Allain and the boys are leaning against their cars, rolling a joint, talking about that time in Algeria, or how many times they did the desert with souped-up motorbikes and junk cars, or about their equipment, what they bring, what they need for this journey of journeys, and the dangers. One man has a story about a Polish man on a motorbike who lost the convoy a year ago. Someone with a radio called the gendarmes and they sent out a search. It was a Mauritanian family traveling alone who found him when they stopped for the night to camp. The woman heard a noise over a hill like someone sleeping, snoring. He lay there half-dead and the jackals had eaten parts of his feet and lower legs. The story makes them laugh, shaking their heads with disgust. Even though it is real they keep a distance from it, but allow it to add an element of danger to their own journeys. It makes them feel stronger, wiser.

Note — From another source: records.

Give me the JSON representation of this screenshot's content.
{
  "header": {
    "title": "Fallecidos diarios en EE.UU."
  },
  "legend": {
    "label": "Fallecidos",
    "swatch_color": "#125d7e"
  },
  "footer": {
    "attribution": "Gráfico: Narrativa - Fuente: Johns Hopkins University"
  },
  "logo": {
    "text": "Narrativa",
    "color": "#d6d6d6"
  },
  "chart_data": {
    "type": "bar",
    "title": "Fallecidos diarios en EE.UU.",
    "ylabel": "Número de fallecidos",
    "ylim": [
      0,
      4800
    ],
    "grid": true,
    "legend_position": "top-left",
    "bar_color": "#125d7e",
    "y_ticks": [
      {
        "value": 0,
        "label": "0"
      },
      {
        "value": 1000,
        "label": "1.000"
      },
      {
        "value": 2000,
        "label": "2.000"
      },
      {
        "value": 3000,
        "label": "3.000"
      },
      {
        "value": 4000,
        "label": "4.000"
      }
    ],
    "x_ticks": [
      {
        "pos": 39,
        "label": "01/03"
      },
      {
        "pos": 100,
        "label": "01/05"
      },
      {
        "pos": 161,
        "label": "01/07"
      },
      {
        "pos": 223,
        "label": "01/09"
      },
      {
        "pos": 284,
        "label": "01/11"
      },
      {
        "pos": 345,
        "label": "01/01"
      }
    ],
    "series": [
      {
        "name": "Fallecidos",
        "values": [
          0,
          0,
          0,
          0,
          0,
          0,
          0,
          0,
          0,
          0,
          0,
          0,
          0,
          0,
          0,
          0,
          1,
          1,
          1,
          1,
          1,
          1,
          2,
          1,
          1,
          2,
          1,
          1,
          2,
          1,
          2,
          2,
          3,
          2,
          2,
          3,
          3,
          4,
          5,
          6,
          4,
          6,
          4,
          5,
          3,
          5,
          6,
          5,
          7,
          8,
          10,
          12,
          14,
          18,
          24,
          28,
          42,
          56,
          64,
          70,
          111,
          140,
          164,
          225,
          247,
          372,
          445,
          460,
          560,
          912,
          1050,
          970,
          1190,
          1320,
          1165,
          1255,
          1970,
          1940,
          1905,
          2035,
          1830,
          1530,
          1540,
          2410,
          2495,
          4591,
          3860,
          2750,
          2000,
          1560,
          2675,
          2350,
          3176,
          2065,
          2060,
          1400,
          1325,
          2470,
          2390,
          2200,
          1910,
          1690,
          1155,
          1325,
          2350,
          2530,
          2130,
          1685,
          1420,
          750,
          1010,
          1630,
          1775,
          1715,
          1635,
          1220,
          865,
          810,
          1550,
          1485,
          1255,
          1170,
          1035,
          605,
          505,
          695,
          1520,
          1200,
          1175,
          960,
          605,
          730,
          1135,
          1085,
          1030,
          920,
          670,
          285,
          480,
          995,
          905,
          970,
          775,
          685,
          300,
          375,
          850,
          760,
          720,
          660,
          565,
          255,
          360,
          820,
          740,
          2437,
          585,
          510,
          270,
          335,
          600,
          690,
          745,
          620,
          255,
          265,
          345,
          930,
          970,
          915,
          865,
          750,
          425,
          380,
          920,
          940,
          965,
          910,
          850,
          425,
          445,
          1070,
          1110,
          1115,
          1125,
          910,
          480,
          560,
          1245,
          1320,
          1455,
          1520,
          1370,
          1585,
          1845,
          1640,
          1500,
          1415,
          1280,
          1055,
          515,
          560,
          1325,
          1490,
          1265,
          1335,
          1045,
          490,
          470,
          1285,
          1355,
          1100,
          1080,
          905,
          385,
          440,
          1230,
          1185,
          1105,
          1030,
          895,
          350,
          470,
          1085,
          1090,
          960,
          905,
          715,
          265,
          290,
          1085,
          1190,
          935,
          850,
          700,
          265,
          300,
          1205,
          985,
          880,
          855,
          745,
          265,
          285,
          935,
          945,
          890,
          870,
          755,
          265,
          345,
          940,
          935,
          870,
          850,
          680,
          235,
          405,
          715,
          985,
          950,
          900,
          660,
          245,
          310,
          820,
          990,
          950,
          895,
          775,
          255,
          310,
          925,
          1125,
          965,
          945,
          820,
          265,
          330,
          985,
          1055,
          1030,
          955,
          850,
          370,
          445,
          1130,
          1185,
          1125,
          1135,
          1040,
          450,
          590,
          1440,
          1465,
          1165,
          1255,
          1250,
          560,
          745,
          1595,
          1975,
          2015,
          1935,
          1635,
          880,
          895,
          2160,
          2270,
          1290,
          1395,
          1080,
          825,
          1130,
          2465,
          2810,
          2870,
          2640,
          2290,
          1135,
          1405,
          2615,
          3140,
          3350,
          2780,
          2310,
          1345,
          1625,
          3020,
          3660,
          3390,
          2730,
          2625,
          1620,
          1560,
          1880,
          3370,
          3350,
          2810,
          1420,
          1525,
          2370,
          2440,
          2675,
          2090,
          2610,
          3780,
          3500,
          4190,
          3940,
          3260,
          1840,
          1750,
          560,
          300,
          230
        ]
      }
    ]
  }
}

Now they are talking about bypassing Nouadhibou and going on to the capital, Nouakchott. There is a fork in the main track after the last border control and if you choose the left route it leads through the desert another 400 kilometers along the ocean. You are meant to take a government guide, but they have decided to go without one. The three of them, Allain, an older man in a Renault, and a young man on a motorbike. I wanted to go to Nouadhibou, but no one else in this convoy going there has room for me.